Provistos de doce embarcaciones –diez para el norte y dos para el sur-, los 92 hombres de Visolit recogen dos mil y pico de fundas diarias de basura en el sur y unos 33 metros cúbicos de palos y cañas; versus 500 fundas diarias en el norte, sector que no presenta mayores problemas. “Ahí el estero está prácticamente limpio”.

Pero ¿qué pasa? ¿la gente es más cochina en el sur que en el norte? No necesariamente. Sucedió que al norte llegó la regeneración urbana, y que la fundación Malecón 2000 contrató a Visolit para que durante el período 2003-2005 realizara no solo una limpieza intensiva en las riberas y el espejo de agua, sino también un programa de reforestación y otro de concienciación ciudadana. “La gente adquirió conciencia con la campaña que hicimos y con las obras del malecón del salado ya se transformó en un sitio de esparcimiento, y la gente dejó de ensuciar”.

En cambio, en la zona sur no se hizo nada de esto.

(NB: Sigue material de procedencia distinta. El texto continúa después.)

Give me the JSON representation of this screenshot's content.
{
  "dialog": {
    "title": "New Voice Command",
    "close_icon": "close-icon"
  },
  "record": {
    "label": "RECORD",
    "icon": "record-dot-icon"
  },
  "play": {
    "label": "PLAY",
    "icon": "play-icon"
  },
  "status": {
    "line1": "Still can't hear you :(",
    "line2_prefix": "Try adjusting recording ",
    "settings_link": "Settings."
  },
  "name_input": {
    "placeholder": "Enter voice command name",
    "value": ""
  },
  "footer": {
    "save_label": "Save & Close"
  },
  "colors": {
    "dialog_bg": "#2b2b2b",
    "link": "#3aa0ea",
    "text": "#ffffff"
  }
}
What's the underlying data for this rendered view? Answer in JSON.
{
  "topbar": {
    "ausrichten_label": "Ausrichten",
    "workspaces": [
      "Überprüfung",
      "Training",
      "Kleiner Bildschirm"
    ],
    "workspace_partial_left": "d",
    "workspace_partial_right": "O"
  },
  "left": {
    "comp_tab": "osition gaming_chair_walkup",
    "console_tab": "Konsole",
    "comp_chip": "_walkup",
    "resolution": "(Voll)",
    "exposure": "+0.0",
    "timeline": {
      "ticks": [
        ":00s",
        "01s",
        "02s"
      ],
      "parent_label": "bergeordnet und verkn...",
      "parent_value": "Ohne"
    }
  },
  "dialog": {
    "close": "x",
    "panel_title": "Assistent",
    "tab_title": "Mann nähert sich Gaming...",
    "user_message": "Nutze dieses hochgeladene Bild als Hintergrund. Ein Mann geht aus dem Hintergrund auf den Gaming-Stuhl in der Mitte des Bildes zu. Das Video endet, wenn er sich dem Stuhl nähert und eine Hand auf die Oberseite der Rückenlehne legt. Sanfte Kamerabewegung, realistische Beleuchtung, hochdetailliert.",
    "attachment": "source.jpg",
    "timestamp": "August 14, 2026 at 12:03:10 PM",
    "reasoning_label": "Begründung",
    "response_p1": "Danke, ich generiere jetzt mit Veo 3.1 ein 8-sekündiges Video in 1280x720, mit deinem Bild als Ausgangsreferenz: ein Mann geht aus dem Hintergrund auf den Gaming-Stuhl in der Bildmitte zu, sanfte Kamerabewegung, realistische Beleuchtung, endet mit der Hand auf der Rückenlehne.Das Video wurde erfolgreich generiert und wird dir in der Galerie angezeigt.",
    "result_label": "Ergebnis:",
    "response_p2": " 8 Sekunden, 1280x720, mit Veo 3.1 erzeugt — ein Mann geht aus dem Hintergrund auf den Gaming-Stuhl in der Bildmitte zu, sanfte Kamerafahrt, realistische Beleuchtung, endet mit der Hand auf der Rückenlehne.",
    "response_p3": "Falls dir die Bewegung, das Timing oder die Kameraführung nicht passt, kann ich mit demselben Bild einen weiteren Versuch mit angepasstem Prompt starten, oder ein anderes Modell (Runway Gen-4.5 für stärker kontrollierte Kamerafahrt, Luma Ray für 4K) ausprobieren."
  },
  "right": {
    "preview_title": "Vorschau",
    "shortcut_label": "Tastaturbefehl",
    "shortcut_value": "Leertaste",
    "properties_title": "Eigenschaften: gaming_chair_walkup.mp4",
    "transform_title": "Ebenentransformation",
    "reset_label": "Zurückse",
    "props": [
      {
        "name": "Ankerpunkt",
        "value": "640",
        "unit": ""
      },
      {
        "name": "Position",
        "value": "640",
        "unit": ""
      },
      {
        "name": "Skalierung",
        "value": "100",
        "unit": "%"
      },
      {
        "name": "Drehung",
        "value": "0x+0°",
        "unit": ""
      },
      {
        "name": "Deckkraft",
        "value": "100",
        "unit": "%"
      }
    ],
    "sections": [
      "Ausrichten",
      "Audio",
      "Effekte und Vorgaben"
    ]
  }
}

En ninguna de estas zonas se hacen trabajos de recuperación. “Lo que hacemos es limpiar, solamente como para evitar que la basura –sobre todo en el sur- llegue a niveles demasiado exagerados. Si nosotros no limpiáramos el estero a diario sería una mancha de basura”. Pero, a pesar de los recorridos diarios, el salado sigue sucio, porque quién sabe cuándo la gente entienda que no puede seguir botando los desechos al estero.

“Si existiera ese día, si nos dijeran: hasta hoy la gente bota basura, nosotros vamos y seguimos con nuestra labor hasta que el estero quede limpio”, dice el gerente que tiene un contrato hasta 2012 con el Cabildo por 3’600.000 dólares.

A lo largo de este tiempo se han hecho estudios y se han planteado algunas soluciones –algunos proponen la oxigenación por medio de aireadores, descomposición por bacterias-, pero no ha habido hasta ahora la decisión firme de recuperar el estero. Andrea, la hija menor de Carola, no se entera de que la contaminación la acecha. Ella sonríe con su inocencia a cuestas y el agujero pestilente de fondo.